The color Green has become the poster child for the sustainable movement and sometimes all it takes make something green is to paint green. As a commentary on greenwashing and the philosophy of sustainism, Netherlands-based STAR Strategies + Architecture pokes fun of the green movement by photoshopping living walls over iconic buildings. O' Mighty Green is a satircal look into how society can make something sustainable just by slapping on the color green - a dangerous practice.
The amusing and even slightly shocking collection of green-washed images shows a number of iconic buildings and structures draped in living plants. To see Aushwitz covered in ivy and even nuclear power plant cooling towers clad in a living wall certainly makes you stop and think. Just because something is covered in green plants, can it be sustainable? The answer is of course not, as sustainability is so very much more than a superficial coating of green. (Certainly, we at Inhabitat, write all the time about buildings clad in living walls. While sometimes that may be the only environmentally friendly feature about the building, but we offer it up as an inspiration.)
O’ Mighty Green is a satirical take on sustainability and they introduce the Green as a philosophy, a religion, a stye, a form of architecture and a movement.

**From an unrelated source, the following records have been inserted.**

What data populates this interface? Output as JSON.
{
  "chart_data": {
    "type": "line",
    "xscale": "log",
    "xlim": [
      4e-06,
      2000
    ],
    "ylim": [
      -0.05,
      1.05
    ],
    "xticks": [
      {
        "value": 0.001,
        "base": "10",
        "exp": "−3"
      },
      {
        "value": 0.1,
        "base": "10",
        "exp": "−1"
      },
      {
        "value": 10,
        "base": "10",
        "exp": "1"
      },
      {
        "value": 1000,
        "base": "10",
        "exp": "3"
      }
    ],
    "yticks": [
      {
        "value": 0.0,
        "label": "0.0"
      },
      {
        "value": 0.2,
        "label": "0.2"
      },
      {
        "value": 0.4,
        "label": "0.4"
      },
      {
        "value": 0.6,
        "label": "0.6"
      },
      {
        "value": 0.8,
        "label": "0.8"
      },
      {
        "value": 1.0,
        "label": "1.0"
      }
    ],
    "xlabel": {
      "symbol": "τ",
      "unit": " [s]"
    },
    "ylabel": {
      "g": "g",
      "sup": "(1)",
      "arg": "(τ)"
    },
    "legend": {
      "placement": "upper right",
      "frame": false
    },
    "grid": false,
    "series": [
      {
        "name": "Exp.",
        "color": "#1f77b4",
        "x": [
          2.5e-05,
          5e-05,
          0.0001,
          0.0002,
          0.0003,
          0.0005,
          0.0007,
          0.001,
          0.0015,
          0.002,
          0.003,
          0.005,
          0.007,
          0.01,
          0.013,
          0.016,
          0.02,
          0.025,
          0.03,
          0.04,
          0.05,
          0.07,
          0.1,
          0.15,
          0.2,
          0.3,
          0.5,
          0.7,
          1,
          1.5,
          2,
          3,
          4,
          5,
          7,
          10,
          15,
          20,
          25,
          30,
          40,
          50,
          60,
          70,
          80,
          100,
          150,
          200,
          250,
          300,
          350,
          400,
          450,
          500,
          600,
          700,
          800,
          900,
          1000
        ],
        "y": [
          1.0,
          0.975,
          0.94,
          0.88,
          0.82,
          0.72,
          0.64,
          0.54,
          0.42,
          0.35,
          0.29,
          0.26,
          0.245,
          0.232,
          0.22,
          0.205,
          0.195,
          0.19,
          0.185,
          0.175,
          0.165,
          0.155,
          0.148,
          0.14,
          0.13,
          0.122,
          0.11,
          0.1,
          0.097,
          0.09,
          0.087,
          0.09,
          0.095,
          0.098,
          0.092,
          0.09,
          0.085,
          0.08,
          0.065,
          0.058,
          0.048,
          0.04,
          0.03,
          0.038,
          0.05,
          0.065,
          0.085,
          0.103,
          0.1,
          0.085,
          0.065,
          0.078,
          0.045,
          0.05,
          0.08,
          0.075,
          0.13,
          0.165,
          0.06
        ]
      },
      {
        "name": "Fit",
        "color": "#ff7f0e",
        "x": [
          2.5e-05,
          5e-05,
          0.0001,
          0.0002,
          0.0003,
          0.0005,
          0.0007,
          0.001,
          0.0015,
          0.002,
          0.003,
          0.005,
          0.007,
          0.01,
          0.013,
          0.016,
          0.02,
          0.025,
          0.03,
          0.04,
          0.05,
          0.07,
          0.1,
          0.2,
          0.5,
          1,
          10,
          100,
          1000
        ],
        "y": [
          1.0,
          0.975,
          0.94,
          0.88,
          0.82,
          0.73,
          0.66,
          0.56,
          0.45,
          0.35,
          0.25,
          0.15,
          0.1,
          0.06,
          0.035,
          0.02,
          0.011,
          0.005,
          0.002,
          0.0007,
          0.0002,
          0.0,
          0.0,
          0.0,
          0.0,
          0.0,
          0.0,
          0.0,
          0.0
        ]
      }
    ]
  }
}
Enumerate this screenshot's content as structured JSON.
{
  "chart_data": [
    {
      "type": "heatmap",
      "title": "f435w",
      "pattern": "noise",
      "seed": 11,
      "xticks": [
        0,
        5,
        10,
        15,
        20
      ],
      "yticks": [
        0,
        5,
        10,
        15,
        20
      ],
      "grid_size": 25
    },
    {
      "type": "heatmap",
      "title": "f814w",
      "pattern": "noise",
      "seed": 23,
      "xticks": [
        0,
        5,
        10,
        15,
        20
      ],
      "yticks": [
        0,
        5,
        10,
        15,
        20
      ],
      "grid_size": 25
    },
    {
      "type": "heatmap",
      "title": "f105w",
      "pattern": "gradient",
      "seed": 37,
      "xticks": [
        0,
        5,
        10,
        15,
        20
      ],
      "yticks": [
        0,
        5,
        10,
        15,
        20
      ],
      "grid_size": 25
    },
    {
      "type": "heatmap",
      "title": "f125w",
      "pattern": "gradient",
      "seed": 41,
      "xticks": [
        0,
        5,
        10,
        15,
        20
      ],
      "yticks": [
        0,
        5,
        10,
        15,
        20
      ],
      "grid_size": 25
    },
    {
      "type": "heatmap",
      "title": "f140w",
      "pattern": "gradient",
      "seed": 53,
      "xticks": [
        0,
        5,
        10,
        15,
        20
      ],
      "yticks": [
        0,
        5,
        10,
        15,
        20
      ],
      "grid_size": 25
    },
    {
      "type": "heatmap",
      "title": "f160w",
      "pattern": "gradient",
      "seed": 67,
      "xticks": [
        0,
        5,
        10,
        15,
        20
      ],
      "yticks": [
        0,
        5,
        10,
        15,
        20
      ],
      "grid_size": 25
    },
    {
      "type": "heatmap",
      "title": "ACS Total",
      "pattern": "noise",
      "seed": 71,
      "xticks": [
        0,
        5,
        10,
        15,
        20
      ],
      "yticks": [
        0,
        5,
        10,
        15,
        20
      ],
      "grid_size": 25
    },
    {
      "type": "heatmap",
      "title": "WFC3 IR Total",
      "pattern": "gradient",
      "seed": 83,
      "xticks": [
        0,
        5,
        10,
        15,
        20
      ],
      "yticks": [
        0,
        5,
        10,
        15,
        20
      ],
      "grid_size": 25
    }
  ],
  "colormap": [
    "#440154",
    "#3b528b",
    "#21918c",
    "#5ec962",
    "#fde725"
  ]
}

STAR even compares the Green to God saying they share a lot in comparison like “supreme concept, omnipotent, omnipresent, and omniscient; creator and judge, protector, and (…) saviour of the universe and the humanity.” Green has the power to change all, be all and save all and it also has the uncanny ability to “hide graceless designs” and more readily accept ugly buildings if they are green.
STAR’s collection of green-washed images will be on display at the International Architecture festival eme3 in Barcelona from June 30th to July 2nd.